O grito de carnaval acordou meu parceiro do delírio
alucinógeno em que estava metido. Atacou um solo de pandeiro que, justiça seja
feita, merecia nota 10 em todos os quesitos. Diante de uma platéia estarrecida,
caiu de joelhos e fez o instrumento rodopiar na ponta do dedo indicador como se
fosse um pião. Na sequência, sob aplausos entusiasmados, nosso malabarista fez
o pandeiro rolar sobre seu braço direito, passar por trás da cabeça e ir parar
na mão esquerda.
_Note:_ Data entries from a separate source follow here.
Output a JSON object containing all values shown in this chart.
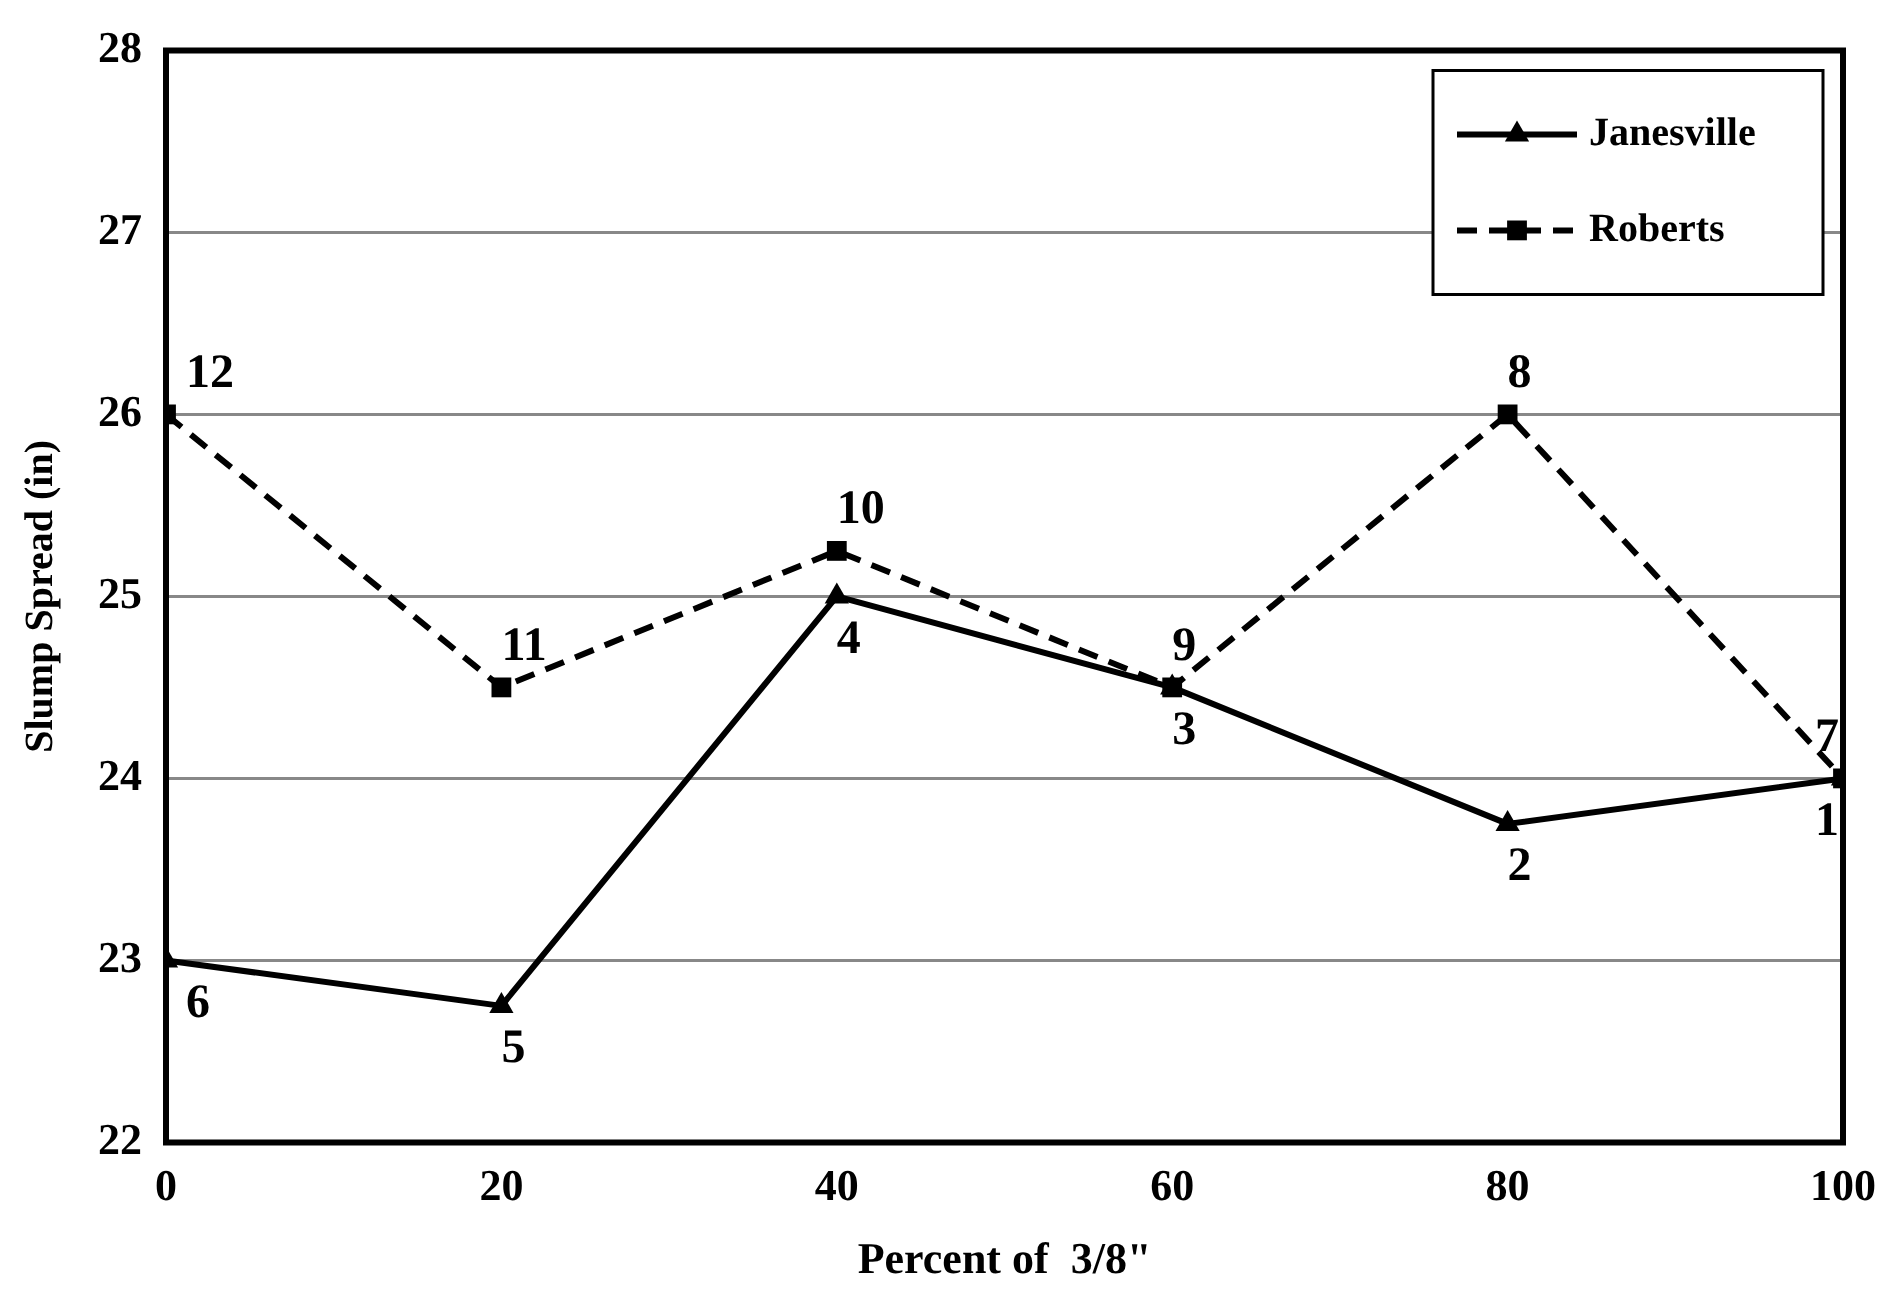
{
  "chart_data": {
    "type": "line",
    "xlabel": "Percent of  3/8\"",
    "ylabel": "Slump Spread (in)",
    "x": [
      0,
      20,
      40,
      60,
      80,
      100
    ],
    "xlim": [
      0,
      100
    ],
    "xticks": [
      0,
      20,
      40,
      60,
      80,
      100
    ],
    "ylim": [
      22,
      28
    ],
    "yticks": [
      22,
      23,
      24,
      25,
      26,
      27,
      28
    ],
    "grid": "y",
    "legend": "top right",
    "series": [
      {
        "name": "Janesville",
        "color": "#000000",
        "marker": "triangle",
        "line_style": "solid",
        "values": [
          23,
          22.75,
          25,
          24.5,
          23.75,
          24
        ]
      },
      {
        "name": "Roberts",
        "color": "#000000",
        "marker": "square",
        "line_style": "dashed",
        "values": [
          26,
          24.5,
          25.25,
          24.5,
          26,
          24
        ]
      }
    ],
    "annotations": [
      {
        "text": "6",
        "x": 0,
        "y": 23
      },
      {
        "text": "5",
        "x": 20,
        "y": 22.75
      },
      {
        "text": "4",
        "x": 40,
        "y": 25
      },
      {
        "text": "3",
        "x": 60,
        "y": 24.5
      },
      {
        "text": "2",
        "x": 80,
        "y": 23.75
      },
      {
        "text": "1",
        "x": 100,
        "y": 24
      },
      {
        "text": "12",
        "x": 0,
        "y": 26
      },
      {
        "text": "11",
        "x": 20,
        "y": 24.5
      },
      {
        "text": "10",
        "x": 40,
        "y": 25.25
      },
      {
        "text": "9",
        "x": 60,
        "y": 24.5
      },
      {
        "text": "8",
        "x": 80,
        "y": 26
      },
      {
        "text": "7",
        "x": 100,
        "y": 24
      }
    ]
  }
}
Foi quando ataquei um Ré maior em ritmo de samba e puxei: “ô
lelê, ô lalá, pega no ganzê, pega no ganzá”. A indiada enlouquecida pelo ritmo
alucinante do samba brasileiro, tentava requebrar as cadeiras, imitando nosso
show-man que, a essas alturas, gingava mais que rainha de bateria. Eu, iniciado
apenas na Dança do Pezinho, emburaquei num frenesi descontrolado, com passos
desconcertantes que, sinceramente, não sei de onde saíram.
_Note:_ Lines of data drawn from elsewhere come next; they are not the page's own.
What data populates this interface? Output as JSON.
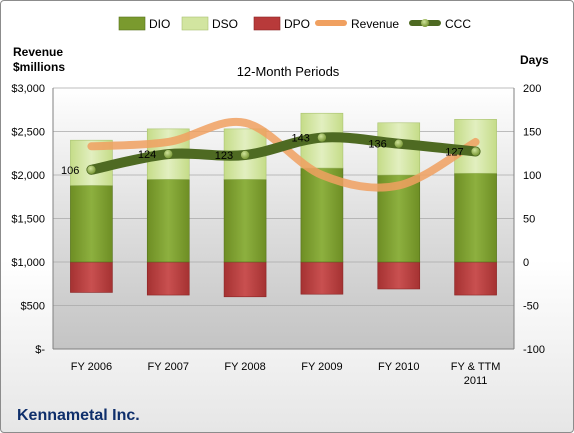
{
  "chart_data": {
    "type": "bar",
    "title": "12-Month Periods",
    "company": "Kennametal Inc.",
    "left_axis_label_line1": "Revenue",
    "left_axis_label_line2": "$millions",
    "right_axis_label": "Days",
    "left_ylim": [
      0,
      3000
    ],
    "right_ylim": [
      -100,
      200
    ],
    "left_ticks": [
      "$-",
      "$500",
      "$1,000",
      "$1,500",
      "$2,000",
      "$2,500",
      "$3,000"
    ],
    "right_ticks": [
      "-100",
      "-50",
      "0",
      "50",
      "100",
      "150",
      "200"
    ],
    "categories": [
      "FY 2006",
      "FY 2007",
      "FY 2008",
      "FY 2009",
      "FY 2010",
      "FY & TTM|2011"
    ],
    "series": [
      {
        "name": "DIO",
        "axis": "days",
        "values": [
          88,
          95,
          95,
          108,
          100,
          102
        ]
      },
      {
        "name": "DSO",
        "axis": "days",
        "values": [
          52,
          58,
          58,
          63,
          60,
          62
        ]
      },
      {
        "name": "DPO",
        "axis": "days",
        "values": [
          -35,
          -38,
          -40,
          -37,
          -31,
          -38
        ]
      },
      {
        "name": "Revenue",
        "axis": "revenue",
        "values": [
          2330,
          2380,
          2600,
          2000,
          1880,
          2380
        ]
      },
      {
        "name": "CCC",
        "axis": "days",
        "values": [
          106,
          124,
          123,
          143,
          136,
          127
        ]
      }
    ],
    "ccc_labels": [
      "106",
      "124",
      "123",
      "143",
      "136",
      "127"
    ],
    "grid": true,
    "legend": "top",
    "colors": {
      "DIO": "#7a9a2e",
      "DSO": "#d2e5a0",
      "DPO": "#b83a3a",
      "Revenue": "#f0a060",
      "CCC": "#4e6a22"
    }
  }
}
O mais inacreditável é que foram ficando todos
contagiados por aquele fuzuê carnavalesco. Bem, é possível que o tal cachimbo
de bambu tenha contribuído um pouco. Quando notei que o próprio chefe bonachão
já estava em transe, com os olhinhos revirados e um abacaxi na cabeça, tentando
imitar Carmem Miranda, fiz sinal pro meu parceiro e saímos em desabalada
carreira, em direção à praia. Corremos feito loucos, com aquela horda de
canibais tentando alcançar nossos calcanhares. Confesso que não sei se queriam
continuar dançando ou se queriam jantar mesmo. Na dúvida, enfiei o ukelelê na
cabeça de dois ou três nativos e empurramos a lancha pra dentro do mar. Aí,
tudo começou a girar. Como eu não tinha fumado nada, imaginei que havíamos
entrado na espiral ascendente, de volta à realidade.
Meu depoimento para o Fantástico se limitou a
desmentir meu parceiro: “o sujeito bebe”. Claro, não vou me expor ao ridículo
de afirmar coisas que não tenho como comprovar. Além disso, vai que a Globo
Internacional passa lá na ilha e o chefe me enxerga na TV falando mal deles. Periga
aqueles malucos saírem pelo redemoinho e virem até aqui me buscar. Eu hein?!?